Beberapa waktu lalu, wacana Propinsi Cirebon sempat naik daun, bahkan menimbulkan pro dan kontra di berbagai kalangan termasuk di kalangan pemimpin daerah lingkup Wilayah III Cirebon. Terlepas pro dan kontra, bila Propinsi Cirebon terbentuk, propinsi baru ini harus membiayai sendiri, tanpa bantuan Pemerintah Propinsi Jawa Barat. Konsekuensinya, pemerintah akan mengerahkan kabupatennya memanfaatkan sumberdaya yang dimiliki, terutama sumberdaya alam. Model pemanfaatan sumberdaya alam yang bisa dikembangkan diantaranya ekowisata.
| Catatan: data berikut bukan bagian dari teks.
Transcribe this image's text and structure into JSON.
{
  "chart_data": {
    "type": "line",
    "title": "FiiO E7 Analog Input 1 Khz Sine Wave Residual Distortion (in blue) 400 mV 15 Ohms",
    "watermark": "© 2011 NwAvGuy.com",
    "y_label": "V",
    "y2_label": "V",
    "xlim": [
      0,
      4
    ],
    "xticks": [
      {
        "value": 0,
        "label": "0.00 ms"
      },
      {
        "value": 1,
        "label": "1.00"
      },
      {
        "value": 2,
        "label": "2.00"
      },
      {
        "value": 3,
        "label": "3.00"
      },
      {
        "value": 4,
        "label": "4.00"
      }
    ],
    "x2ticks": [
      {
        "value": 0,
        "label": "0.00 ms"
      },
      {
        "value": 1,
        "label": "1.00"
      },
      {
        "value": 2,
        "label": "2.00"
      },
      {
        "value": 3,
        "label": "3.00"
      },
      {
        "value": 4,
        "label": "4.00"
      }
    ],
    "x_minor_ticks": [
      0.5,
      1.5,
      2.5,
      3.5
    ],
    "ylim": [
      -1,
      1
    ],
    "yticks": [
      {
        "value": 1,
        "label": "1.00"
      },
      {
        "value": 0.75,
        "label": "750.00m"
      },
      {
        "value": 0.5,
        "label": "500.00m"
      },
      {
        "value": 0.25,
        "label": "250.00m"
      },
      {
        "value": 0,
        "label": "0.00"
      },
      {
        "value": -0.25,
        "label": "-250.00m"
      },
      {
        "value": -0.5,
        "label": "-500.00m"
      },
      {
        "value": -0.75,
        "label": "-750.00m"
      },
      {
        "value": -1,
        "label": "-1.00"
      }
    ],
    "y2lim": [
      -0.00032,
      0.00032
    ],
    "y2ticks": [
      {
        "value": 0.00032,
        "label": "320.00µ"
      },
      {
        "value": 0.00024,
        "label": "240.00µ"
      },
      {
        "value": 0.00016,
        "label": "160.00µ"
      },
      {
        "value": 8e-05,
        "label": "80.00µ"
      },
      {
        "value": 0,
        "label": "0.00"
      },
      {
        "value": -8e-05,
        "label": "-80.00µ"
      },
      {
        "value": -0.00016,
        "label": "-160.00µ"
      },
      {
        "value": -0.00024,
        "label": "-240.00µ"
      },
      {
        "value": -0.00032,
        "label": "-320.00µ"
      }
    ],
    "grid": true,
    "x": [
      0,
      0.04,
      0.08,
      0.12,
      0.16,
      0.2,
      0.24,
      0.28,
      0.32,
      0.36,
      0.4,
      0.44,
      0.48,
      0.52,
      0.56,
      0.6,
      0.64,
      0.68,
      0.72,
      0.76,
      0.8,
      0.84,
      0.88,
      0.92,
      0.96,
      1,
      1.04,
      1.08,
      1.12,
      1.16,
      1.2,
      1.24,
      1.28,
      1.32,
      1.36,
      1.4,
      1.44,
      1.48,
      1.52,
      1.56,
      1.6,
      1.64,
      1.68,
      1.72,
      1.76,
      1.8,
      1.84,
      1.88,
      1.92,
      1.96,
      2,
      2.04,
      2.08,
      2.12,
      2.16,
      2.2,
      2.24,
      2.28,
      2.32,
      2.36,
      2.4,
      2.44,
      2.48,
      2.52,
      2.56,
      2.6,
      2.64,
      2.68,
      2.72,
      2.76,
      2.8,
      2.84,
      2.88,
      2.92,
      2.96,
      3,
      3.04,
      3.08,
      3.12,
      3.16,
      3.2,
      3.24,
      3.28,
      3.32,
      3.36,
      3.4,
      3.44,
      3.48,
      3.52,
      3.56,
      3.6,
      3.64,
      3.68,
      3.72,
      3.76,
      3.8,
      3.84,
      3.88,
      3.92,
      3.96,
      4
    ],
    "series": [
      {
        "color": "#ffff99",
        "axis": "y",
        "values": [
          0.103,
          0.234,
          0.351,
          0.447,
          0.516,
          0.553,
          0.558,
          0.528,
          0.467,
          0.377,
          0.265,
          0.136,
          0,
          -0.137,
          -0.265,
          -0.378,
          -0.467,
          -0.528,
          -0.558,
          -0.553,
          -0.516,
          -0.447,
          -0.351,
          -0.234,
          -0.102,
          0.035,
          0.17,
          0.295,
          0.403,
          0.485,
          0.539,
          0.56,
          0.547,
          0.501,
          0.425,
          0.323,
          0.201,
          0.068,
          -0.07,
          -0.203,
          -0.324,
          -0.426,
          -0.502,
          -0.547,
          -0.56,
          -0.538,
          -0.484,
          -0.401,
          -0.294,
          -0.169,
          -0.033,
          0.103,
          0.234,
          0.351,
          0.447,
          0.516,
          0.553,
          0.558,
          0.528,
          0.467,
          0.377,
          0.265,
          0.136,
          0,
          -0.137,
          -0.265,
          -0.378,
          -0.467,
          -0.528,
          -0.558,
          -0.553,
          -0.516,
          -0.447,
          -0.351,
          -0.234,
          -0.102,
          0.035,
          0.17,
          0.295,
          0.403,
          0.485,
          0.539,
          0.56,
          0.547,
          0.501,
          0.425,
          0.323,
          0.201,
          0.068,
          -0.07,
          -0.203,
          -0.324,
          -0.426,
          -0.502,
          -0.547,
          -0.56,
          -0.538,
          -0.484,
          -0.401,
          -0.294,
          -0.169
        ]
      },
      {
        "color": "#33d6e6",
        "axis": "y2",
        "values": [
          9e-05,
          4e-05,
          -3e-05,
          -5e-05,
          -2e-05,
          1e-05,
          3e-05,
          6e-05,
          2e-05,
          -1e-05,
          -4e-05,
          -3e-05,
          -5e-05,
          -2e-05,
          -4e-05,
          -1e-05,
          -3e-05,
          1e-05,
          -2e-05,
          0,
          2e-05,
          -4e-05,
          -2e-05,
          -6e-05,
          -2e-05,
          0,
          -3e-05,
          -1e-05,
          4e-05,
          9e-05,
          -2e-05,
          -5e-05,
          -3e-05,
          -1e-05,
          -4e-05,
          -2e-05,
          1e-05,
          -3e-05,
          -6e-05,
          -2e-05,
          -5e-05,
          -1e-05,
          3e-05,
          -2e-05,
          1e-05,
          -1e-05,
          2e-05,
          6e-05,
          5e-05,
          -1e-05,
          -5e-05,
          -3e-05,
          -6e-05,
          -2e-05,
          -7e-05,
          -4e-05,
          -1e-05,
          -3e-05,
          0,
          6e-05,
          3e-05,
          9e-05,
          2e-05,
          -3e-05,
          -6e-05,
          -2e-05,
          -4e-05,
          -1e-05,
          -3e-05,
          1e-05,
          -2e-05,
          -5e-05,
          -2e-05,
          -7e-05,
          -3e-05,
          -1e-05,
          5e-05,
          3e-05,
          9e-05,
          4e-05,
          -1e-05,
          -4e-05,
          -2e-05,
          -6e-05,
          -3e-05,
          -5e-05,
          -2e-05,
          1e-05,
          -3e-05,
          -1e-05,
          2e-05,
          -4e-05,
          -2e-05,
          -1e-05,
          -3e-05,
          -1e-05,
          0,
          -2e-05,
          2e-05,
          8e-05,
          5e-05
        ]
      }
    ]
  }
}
Dari lima kabupaten/kota, Kabupaten Kuningan merupakan daerah yang bisa dikembangkan ekowisata. Bahkan, Kabupaten Kuningan sudah memiliki visi pariwisata yang jelas, yakni “Tahun 2008 sektor pariwisata menjadi andalan perekonomian daerah yang berbasiskan sumberdaya alam, budaya yang lestari, dan agamis”. Untuk mewujudkannya, pembangunan kepariwisataan diutamakan pada penggalian obyek dan pengembangan daya tarik wisata.
Dengan demikian, Kabupaten Kuningan diharapkan menjadi tujuan wisata.
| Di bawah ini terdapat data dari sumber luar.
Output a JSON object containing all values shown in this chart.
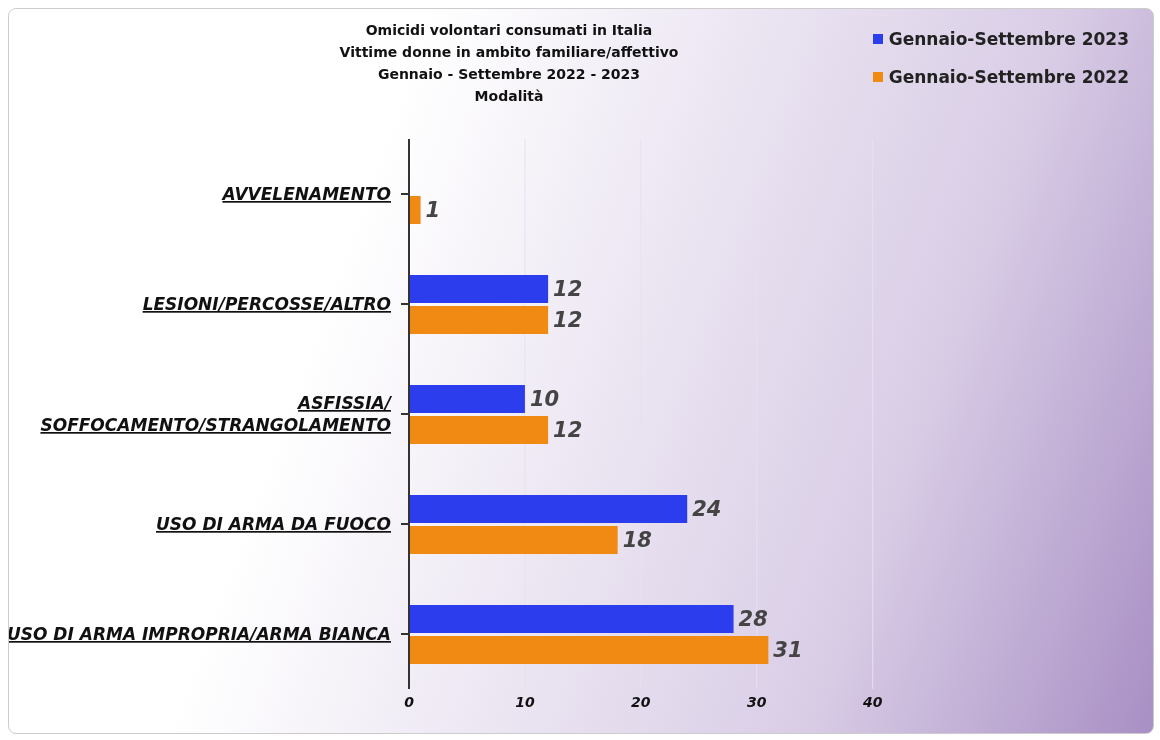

Kabupaten Kuningan memiliki sumberdaya alam yang tinggi dan tersebar merata. Meski pemanfaatannya belum optimal, setiap kecamatan umumnya berpotensi ekowisata. Potensi tersebut berupa air terjun (lembah Cilengkrang), air panas (Sangkanurip), danau/waduk (Waduk Darma, Talaga Remis), kolam renang alami (Cigugur, Cibulan, Linggarjati), dan pemandangan alam (Bumi Perkemahan Palutungan, Gunung Ciremai).
Dari semua itu, sumberdaya alam yang paling berpotensi bagi ekowisata ialah Gunung Ciremai. Selain keanekaragaman hayatinya tinggi, gunung tertinggi di Jawa Barat ini juga memiliki pemandangan yang indah, air terjun, goa, tempat bersejarah, camping ground, dan menawarkan tantangan tersendiri kepada para pendaki. Apalagi sejak tahun 2004, gunung ini menjadi Taman Nasional. Dan sebagai kawasan konservasi, pemanfaatan model ekowisata lebih sesuai daripada model lainnya.
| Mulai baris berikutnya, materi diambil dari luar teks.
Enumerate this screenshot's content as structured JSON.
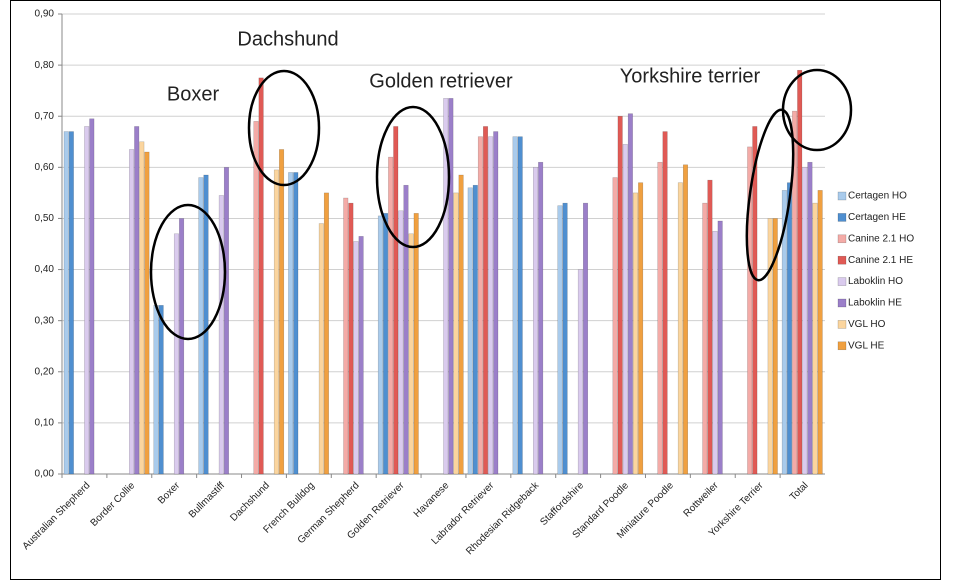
{
  "chart_data": {
    "type": "bar",
    "categories": [
      "Australian Shepherd",
      "Border Collie",
      "Boxer",
      "Bullmastiff",
      "Dachshund",
      "French Bulldog",
      "German Shepherd",
      "Golden Retriever",
      "Havanese",
      "Labrador Retriever",
      "Rhodesian Ridgeback",
      "Staffordshire",
      "Standard Poodle",
      "Miniature Poodle",
      "Rottweiler",
      "Yorkshire Terrier",
      "Total"
    ],
    "series": [
      {
        "name": "Certagen HO",
        "color": "#a9cbec",
        "values": [
          0.67,
          null,
          0.33,
          0.58,
          null,
          0.59,
          null,
          0.505,
          null,
          0.56,
          0.66,
          0.525,
          null,
          null,
          null,
          null,
          0.555
        ]
      },
      {
        "name": "Certagen HE",
        "color": "#4f8fd0",
        "values": [
          0.67,
          null,
          0.33,
          0.585,
          null,
          0.59,
          null,
          0.51,
          null,
          0.565,
          0.66,
          0.53,
          null,
          null,
          null,
          null,
          0.57
        ]
      },
      {
        "name": "Canine 2.1 HO",
        "color": "#f4aba7",
        "values": [
          null,
          null,
          null,
          null,
          0.69,
          null,
          0.54,
          0.62,
          null,
          0.66,
          null,
          null,
          0.58,
          0.61,
          0.53,
          0.64,
          0.71
        ]
      },
      {
        "name": "Canine 2.1 HE",
        "color": "#e05a55",
        "values": [
          null,
          null,
          null,
          null,
          0.775,
          null,
          0.53,
          0.68,
          null,
          0.68,
          null,
          null,
          0.7,
          0.67,
          0.575,
          0.68,
          0.79
        ]
      },
      {
        "name": "Laboklin HO",
        "color": "#dacbee",
        "values": [
          0.68,
          0.635,
          0.47,
          0.545,
          null,
          null,
          0.455,
          0.515,
          0.735,
          0.66,
          0.6,
          0.4,
          0.645,
          null,
          0.475,
          null,
          0.6
        ]
      },
      {
        "name": "Laboklin HE",
        "color": "#9b7fc9",
        "values": [
          0.695,
          0.68,
          0.5,
          0.6,
          null,
          null,
          0.465,
          0.565,
          0.735,
          0.67,
          0.61,
          0.53,
          0.705,
          null,
          0.495,
          null,
          0.61
        ]
      },
      {
        "name": "VGL HO",
        "color": "#fbd59e",
        "values": [
          null,
          0.65,
          null,
          null,
          0.595,
          0.49,
          null,
          0.47,
          0.55,
          null,
          null,
          null,
          0.55,
          0.57,
          null,
          0.5,
          0.53
        ]
      },
      {
        "name": "VGL HE",
        "color": "#f0a040",
        "values": [
          null,
          0.63,
          null,
          null,
          0.635,
          0.55,
          null,
          0.51,
          0.585,
          null,
          null,
          null,
          0.57,
          0.605,
          null,
          0.5,
          0.555
        ]
      }
    ],
    "ylim": [
      0,
      0.9
    ],
    "yticks": [
      {
        "value": 0,
        "label": "0,00"
      },
      {
        "value": 0.1,
        "label": "0,10"
      },
      {
        "value": 0.2,
        "label": "0,20"
      },
      {
        "value": 0.3,
        "label": "0,30"
      },
      {
        "value": 0.4,
        "label": "0,40"
      },
      {
        "value": 0.5,
        "label": "0,50"
      },
      {
        "value": 0.6,
        "label": "0,60"
      },
      {
        "value": 0.7,
        "label": "0,70"
      },
      {
        "value": 0.8,
        "label": "0,80"
      },
      {
        "value": 0.9,
        "label": "0,90"
      }
    ],
    "grid": true,
    "legend": "right",
    "annotations": [
      "Dachshund",
      "Boxer",
      "Golden retriever",
      "Yorkshire terrier"
    ]
  }
}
Secara geografis, Kabupaten Kuningan merupakan daerah berbukit dan bergunung sehingga memiliki bentang alam yang sangat menarik. Dan dari sisi konservasi, rupa lahan tersebut harus dijaga dan ditutupi tumbuhan. Bila tidak, Kabupaten Kuningan bertambah rawan terhadap longsor.
Akan tetapi, ada kepentingan lain yang tampaknya saling bertentangan dengan konservasi. Di satu sisi, lahan tersebut harus dilindungi, dan di sisi lain, masyarakat membutuhkan sumberdaya yang dikandungnya. Karena itu, model pemanfaatan sumberdaya yang ramah lingkungan dan sekaligus memberikan hasil optimal bagi masyarakat perlu dikembangkan. Salah satu model yang dinilai mampu mewujudkan kedua kepentingan tersebut ialah ekowisata.
Disadari, tidak semua tapak yang ada di Kabupaten Kuningan layak dikembangkan ekowisata. Tidak semua tapak di Kabupaten Kuningan berestetika tinggi. Padahal model ekowisata mesti dilakukan di kawasan yang berdaya tarik tinggi. Lantas, bagaimana dengan kawasan yang estetikanya rendah? Jelas, di lokasi yang kurang menarik, model ekowisata tidak bisa dipaksakan. Pada kondisi demikian, perlu model lainnya, seperti budidaya tanaman obat, budidaya lebah madu, budidaya perikanan, dan agroforestry.
Sebagai daerah berbukit dan bergunung, Kabupaten Kuningan sangat penting bagi penyangga wilayah sekitarnya. Artinya, Kabupaten Kuningan merupakan pendukung bagi proses-proses kehidupan daerah sekelilingnya. Contohnya, Kabupaten Kuningan menjadi penyuplai air bagi Kabupaten/Kota Cirebon, Kabupaten Indramayu, dan Kabupaten Brebes.
Secara administrasi pemerintahan, Kabupaten Kuningan dikelilingi Kabupaten Ciamis, Kabupaten Brebes, Kabupaten/Kota Cirebon, dan Kabupaten Majalengka. Pada posisi ditengah ini, hutan Kabupaten Kuningan sangat penting bagi daerah sekelilingnya. Selain penyuplai air, hutan ini juga merupakan penghasil oksigen dan penyerap polutan dari daerah sekitarnya. Oleh karena itu, pemilihan model pemanfaatan sumberdaya alam yang menjamin pelestarian hutan mutlak dilakukan.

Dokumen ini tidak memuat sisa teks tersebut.